Betapa tidak, satu hotel tempat karantina bagi 71 penderita Virus Corona runtuh berkeping-keping. Belum terkonfirmasi penyebab runtuhnya hotel yang dibangun dua tahun lalu itu.
Tapi sebagaimana dilansir AFP, Minggu(8/3/2020), 48 dari total pengidap virus Covid-19 hotel itu, dapat diselamatkan dan selebihnya yang masih terjebak direruntuhan, dalam pencarian.
Rekaman yang beredar di Weibo seperti Twitter menunjukkan pekerja penyelamat menyisir puing-puing 80 kamar hotel Xinjia di kota pantai Quanzhou dalam kegelapan.
Saat tim itu menyusuri, diyakini seorang wanita terperangkap di bawah puing-puing berat.
Disebutkan seluruh bangunan fisik hotel tiba-tiba ambruk dalam hitungan detik.
Fasad Hotel tampaknya telah runtuh ke tanah, tampak kerangka baja bangunan, dan kerumunan saat malam berlalu.
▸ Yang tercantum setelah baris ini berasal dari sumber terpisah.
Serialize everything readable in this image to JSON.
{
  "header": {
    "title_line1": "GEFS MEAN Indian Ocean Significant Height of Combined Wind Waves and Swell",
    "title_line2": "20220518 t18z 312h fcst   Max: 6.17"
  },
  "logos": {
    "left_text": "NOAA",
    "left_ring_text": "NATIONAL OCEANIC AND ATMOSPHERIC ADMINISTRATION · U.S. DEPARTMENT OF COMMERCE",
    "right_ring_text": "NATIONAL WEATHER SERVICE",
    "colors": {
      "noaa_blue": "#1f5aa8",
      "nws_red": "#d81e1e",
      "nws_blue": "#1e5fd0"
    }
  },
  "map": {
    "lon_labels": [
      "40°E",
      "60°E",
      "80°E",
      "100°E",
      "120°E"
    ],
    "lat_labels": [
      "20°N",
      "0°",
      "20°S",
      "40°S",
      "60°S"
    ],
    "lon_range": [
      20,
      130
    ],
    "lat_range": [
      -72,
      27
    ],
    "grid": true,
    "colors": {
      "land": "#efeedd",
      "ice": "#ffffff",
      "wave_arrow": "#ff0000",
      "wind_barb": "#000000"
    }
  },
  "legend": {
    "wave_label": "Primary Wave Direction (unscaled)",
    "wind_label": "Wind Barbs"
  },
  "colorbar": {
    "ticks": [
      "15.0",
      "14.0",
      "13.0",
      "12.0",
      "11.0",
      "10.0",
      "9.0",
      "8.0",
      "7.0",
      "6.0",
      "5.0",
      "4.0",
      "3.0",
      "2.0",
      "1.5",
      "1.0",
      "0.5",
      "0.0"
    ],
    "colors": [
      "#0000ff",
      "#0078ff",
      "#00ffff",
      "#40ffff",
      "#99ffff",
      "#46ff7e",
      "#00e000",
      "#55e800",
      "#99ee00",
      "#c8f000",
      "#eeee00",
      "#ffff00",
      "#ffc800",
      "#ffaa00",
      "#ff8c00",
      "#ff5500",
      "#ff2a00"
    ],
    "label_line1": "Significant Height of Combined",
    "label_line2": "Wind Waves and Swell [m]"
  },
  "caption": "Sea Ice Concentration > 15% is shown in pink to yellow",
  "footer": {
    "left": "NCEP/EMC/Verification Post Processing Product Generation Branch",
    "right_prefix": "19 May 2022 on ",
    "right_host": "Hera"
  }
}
Para pejabat belum mengkonfirmasi apakah ada yang meninggal dalam kecelakaan itu.
Sebelumnya, Xinhua melaporkan bahwa Kementerian Manajemen Darurat China mengatakan sekitar 200 petugas pemadam kebakaran lokal dan 800 Provinsi Fujian telah dikerahkan ke lokasi bersama dengan 11 tim pencarian dan penyelamatan serta tujuh anjing penyelamat.
Quanzhou telah mencatat 47 kasus infeksi COVID-19. Hotel karantina itu, digunakan untuk menampung orang-orang yang sempat melakukan kontak dengan pasien positif Corona.
Di Provinsi Fujian, ditemukan 296 kasus positif Covid-19, yang meninggal 1 orang.